Kevin: A small circle of girls prepared songs and poems about street life that they performed for you. You were such an encouraging audience, so kind to the girls.
Capathia: And then they asked us to sing to them.
Stephanie: I so wanted the kids to know that we are with them, we see them and they are valuable and worthy of our attention. They are not alone.
Capathia: I wanted to tell them that by being at Covenant House you have already made a great decision to have a better life. Things will not be easy, but I know you have what it takes to reach your goals and realize your dreams. Now you have to know that you have what it takes, dig deep, work hard, do the right thing and come out on the other side successful. I'm pulling for you.
Kevin: What do you hope that the experience of sleeping out can offer to other members of the Broadway community?
Capathia: I hope they will come away with an awareness of this issue that is more than just intellectual. I hope they connect with the young people and have individual and unique experiences with them, as I have had over the years. I hope their hearts will be stretched beyond what they ever imagined.
Kevin: I think the best part of the night will be the moments when our kids have a chance to talk to the sleepers and they open up.
Capathia: Exactly. If you want to help homeless kids, talk to them, and it will come to you. We all have something to offer, and sometimes we don't know what that is until we connect with another human being who inadvertently pulls our gifts to the forefront.
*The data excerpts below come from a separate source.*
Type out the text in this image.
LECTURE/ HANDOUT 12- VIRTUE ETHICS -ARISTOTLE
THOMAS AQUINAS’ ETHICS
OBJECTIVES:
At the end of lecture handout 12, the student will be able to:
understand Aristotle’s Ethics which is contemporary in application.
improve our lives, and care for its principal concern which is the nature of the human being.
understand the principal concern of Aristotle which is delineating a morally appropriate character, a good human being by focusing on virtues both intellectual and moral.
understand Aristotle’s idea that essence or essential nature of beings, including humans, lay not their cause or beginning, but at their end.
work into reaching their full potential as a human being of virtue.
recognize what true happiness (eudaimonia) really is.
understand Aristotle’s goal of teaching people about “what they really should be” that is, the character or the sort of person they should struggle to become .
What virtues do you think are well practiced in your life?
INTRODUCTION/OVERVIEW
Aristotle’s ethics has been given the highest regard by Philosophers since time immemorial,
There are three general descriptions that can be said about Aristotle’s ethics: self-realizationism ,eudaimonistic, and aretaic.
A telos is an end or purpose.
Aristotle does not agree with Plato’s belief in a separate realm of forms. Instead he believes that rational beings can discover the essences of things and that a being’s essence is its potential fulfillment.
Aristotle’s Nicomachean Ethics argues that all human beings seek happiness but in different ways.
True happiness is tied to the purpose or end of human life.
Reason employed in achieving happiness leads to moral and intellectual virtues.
Kevin: Homeless youth show up at Covenant House in desperate straits, as you know. Some of them have lost their parents, or their families just don't care. A lot of them grow up in foster care with no families and become homeless. Many are LGBTQ and get pushed to the streets because of shame and hate. Some fall into human trafficking rings and are forced to sell their bodies. The suffering and hurt is overwhelming at times. What do you want the Sleep Out to communicate?
Stephanie: We are quick to say that they are going to be fine... that once they get their acts together they will straighten up. But that is not the case. These kids need us and we need them. They are our future.